No Camiho de Santiago essa mesma forma de amor destaca uma pessoa muito especial. Figura conhecida de quase todos que percorrem o Caminho Frances, na chegada de Logronho, os peregrinos encontram a sorridente Felisa que oferece o seu sorriso amigo,água e figos. Todos os dias ela faz de sua vida essa oferta aos peregrinos. Está escrevendo seu nome na história.

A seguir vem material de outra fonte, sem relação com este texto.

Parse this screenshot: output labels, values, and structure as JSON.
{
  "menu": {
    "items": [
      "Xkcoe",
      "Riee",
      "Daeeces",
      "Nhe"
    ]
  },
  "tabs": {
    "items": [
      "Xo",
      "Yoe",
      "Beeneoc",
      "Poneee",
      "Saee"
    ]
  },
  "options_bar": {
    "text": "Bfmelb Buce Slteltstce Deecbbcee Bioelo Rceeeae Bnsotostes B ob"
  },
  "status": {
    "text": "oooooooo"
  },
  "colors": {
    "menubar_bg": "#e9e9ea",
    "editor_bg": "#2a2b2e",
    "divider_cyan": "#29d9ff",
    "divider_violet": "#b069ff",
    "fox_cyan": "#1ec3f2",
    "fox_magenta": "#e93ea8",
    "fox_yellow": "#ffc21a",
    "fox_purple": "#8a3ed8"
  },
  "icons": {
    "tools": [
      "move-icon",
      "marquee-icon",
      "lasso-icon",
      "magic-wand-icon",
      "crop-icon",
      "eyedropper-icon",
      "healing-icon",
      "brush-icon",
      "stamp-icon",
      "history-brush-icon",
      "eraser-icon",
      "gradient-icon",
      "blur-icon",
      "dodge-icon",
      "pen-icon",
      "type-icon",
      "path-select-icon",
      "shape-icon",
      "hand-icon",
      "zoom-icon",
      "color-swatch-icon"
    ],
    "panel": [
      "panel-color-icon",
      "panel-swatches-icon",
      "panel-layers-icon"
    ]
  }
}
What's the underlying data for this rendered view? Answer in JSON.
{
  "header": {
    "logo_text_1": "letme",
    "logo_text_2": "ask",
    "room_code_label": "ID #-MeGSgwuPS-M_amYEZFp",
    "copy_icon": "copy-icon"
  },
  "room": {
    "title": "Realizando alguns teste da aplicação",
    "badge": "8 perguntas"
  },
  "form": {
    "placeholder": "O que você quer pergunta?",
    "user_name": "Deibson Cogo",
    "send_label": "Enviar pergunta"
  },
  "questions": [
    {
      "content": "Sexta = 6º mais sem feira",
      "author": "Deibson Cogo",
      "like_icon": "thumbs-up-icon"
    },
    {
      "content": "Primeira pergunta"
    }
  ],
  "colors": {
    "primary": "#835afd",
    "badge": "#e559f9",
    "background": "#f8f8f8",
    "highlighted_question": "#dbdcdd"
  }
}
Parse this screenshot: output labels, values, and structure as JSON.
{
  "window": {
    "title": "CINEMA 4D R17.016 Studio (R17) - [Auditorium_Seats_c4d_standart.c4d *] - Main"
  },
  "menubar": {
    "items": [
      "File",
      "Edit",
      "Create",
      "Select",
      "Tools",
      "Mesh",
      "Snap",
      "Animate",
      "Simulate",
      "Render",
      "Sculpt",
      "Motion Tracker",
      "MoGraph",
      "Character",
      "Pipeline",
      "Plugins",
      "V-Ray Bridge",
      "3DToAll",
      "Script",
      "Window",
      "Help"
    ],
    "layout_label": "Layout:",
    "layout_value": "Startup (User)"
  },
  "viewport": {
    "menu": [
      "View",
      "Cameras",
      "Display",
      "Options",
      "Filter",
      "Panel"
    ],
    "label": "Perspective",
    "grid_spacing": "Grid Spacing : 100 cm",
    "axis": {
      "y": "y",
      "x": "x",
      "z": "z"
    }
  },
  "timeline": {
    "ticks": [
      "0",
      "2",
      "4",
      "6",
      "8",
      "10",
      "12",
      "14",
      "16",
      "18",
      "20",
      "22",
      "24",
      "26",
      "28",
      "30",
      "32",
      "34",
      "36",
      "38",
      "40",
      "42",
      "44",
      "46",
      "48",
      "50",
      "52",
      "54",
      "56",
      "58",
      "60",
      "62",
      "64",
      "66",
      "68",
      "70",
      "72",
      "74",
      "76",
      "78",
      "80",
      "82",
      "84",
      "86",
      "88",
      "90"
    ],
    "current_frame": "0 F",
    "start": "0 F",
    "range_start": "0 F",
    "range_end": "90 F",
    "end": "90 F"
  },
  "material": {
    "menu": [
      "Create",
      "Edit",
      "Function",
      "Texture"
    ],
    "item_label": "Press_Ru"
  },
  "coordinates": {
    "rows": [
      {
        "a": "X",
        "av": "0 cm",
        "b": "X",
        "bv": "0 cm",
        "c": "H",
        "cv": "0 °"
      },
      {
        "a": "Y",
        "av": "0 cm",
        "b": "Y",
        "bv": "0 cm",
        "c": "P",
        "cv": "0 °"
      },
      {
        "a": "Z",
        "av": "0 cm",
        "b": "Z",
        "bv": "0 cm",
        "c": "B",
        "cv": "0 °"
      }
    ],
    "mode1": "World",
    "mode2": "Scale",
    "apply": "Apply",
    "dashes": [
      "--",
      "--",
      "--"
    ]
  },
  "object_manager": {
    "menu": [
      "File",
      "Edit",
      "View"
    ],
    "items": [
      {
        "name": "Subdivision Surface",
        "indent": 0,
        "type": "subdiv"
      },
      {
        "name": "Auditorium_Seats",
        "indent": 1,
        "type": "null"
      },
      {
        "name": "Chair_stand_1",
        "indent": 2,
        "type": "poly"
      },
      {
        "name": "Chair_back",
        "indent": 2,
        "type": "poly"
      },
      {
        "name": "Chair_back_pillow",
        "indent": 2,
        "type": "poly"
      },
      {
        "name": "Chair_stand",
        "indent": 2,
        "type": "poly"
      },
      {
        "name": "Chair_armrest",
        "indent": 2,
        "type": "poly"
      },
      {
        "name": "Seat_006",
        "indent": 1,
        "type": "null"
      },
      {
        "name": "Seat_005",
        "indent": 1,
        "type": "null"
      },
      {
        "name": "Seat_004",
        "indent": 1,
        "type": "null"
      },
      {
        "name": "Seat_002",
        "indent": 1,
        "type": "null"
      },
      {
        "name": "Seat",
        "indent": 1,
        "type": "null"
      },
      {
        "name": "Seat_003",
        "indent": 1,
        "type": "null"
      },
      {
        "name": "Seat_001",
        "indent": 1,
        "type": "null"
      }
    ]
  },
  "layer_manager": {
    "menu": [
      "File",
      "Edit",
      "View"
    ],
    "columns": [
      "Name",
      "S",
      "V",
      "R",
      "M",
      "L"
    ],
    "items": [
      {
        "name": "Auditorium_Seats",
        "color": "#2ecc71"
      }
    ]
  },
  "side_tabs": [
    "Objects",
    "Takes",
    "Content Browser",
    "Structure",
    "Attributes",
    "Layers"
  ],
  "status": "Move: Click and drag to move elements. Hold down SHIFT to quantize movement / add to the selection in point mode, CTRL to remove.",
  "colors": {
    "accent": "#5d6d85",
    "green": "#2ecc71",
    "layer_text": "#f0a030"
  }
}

Esse mesmo caminho também te oferece exemplos do oposto do Ágape. No mesmo dia em que tivemos o privilégio de sentir esse amor incondicional, fomos recebidos por uma inamistosa hospitaleira que não tem nehum amor para oferecer. Cumpre suas tarefas de forma rude e imperativa, fez do albegue sua casa ao invés de fazer dele a casa do peregrino. Tanto desamor transforma um lugar bonito em um lugar que nao mais voltaremos.
Felizmente o caminho nos leva para frente todos os dias, assim a tal hospitaleira já é uma figura esquecida. Nem mais recordo seu nome.
O Caminho também tem suas compensações. Nesse momento estou no albergue do Acácioe e Orietta e Viloria de Rioja desfrutando da hospitalidade de um casal que  verdadeiramente entende o significado da palavra Ágape colocando-a em prática com todos os peregrinos que por aqui passam.